Les chaînes de télévision ont diffusé en boucle des images du cercueil de Ran Gvili, recouvert d'un drapeau israélien et entouré de soldats.

"Tu devrais voir les honneurs qu'on te rend ici. Toute la police est avec toi, toute l'armée (...) tout le peuple (...) Je suis fier de toi, mon fils", a lancé son père lors d'un hommage.

Dimanche, les forces israéliennes avaient lancé des fouilles dans un cimetière du nord de Gaza.

Le Hamas avait auparavant indiqué avoir donné aux médiateurs dans le conflit "tous les détails et informations" qu'il détenait sur l'emplacement du corps.

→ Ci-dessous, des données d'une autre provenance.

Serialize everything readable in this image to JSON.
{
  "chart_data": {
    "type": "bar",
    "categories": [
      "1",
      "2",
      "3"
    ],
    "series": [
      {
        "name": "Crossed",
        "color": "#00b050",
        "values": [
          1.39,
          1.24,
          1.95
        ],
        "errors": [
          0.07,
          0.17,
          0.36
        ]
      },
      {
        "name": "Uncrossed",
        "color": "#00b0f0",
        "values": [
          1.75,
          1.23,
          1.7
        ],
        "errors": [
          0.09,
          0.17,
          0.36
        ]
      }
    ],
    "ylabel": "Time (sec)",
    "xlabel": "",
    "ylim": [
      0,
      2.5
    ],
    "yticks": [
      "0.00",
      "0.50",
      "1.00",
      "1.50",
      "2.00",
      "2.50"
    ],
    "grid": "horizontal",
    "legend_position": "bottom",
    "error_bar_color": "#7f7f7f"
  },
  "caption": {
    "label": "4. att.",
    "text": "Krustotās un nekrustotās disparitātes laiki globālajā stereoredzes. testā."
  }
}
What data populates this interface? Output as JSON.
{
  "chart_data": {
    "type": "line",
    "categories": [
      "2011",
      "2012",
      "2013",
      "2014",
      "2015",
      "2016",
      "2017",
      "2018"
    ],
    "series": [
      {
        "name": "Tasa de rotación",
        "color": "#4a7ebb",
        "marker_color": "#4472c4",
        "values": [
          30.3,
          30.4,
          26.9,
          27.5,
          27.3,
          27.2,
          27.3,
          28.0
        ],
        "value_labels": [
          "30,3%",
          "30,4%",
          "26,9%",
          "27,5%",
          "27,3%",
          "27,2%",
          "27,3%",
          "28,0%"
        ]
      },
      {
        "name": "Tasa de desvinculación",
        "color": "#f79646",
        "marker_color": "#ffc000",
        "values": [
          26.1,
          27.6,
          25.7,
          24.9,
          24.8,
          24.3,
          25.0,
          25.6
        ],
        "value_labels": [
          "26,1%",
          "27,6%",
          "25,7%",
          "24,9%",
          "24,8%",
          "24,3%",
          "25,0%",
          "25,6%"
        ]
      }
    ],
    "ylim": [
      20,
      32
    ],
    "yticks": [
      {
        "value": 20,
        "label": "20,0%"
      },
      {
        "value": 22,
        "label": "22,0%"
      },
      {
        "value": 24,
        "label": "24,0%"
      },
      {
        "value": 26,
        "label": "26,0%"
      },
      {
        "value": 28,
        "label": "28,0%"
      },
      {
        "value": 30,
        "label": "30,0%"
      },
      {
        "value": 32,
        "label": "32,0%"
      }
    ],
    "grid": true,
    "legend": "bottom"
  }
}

Il a affirmé que sa découverte confirmait son "engagement" pour le cessez-le feu.

"Voyager est un rêve" 

Le retour de ce dernier otage ouvre la voie à la réouverture de Rafah, passage crucial pour l'acheminement de l'aide humanitaire.

Elle est réclamée de longue date par les Nations Unies et la communauté humanitaire, mais Israël a déjà précisé qu'elle serait "limitée" aux piétons et soumise à "un mécanisme complet d'inspection israélien".

Sur le terrain, alors que les deux parties s'accusent mutuellement de violer quotidiennement la trêve, la situation humanitaire reste dramatique pour les quelque 2,2 millions d'habitants palestiniens.

"Le monde ne se soucie pas de nous. Pour nous, voyager est un rêve de retour à la vie", témoigne Maha Youssef, 37 ans, déplacée à Gaza-ville par la guerre.

"Même si cela est financièrement difficile et probablement instable, mes enfants pourraient voir à quoi ressemble une vie normale et la vivre et au moins, ils pourraient aller à l'école", ajoute-t-elle.

La deuxième étape du plan Trump, endossé par le Conseil de sécurité de l'ONU en novembre, prévoit, outre le désarmement du Hamas, le retrait progressif de l'armée israélienne, qui contrôle encore plus de la moitié du territoire, et le déploiement d'une force internationale de stabilisation.

Le secrétaire général de l'ONU a salué lundi le retour du corps de Ran Gvili, appelant à une "mise en oeuvre intégrale" de l'accord de cessez-le-feu après plus de deux ans de guerre.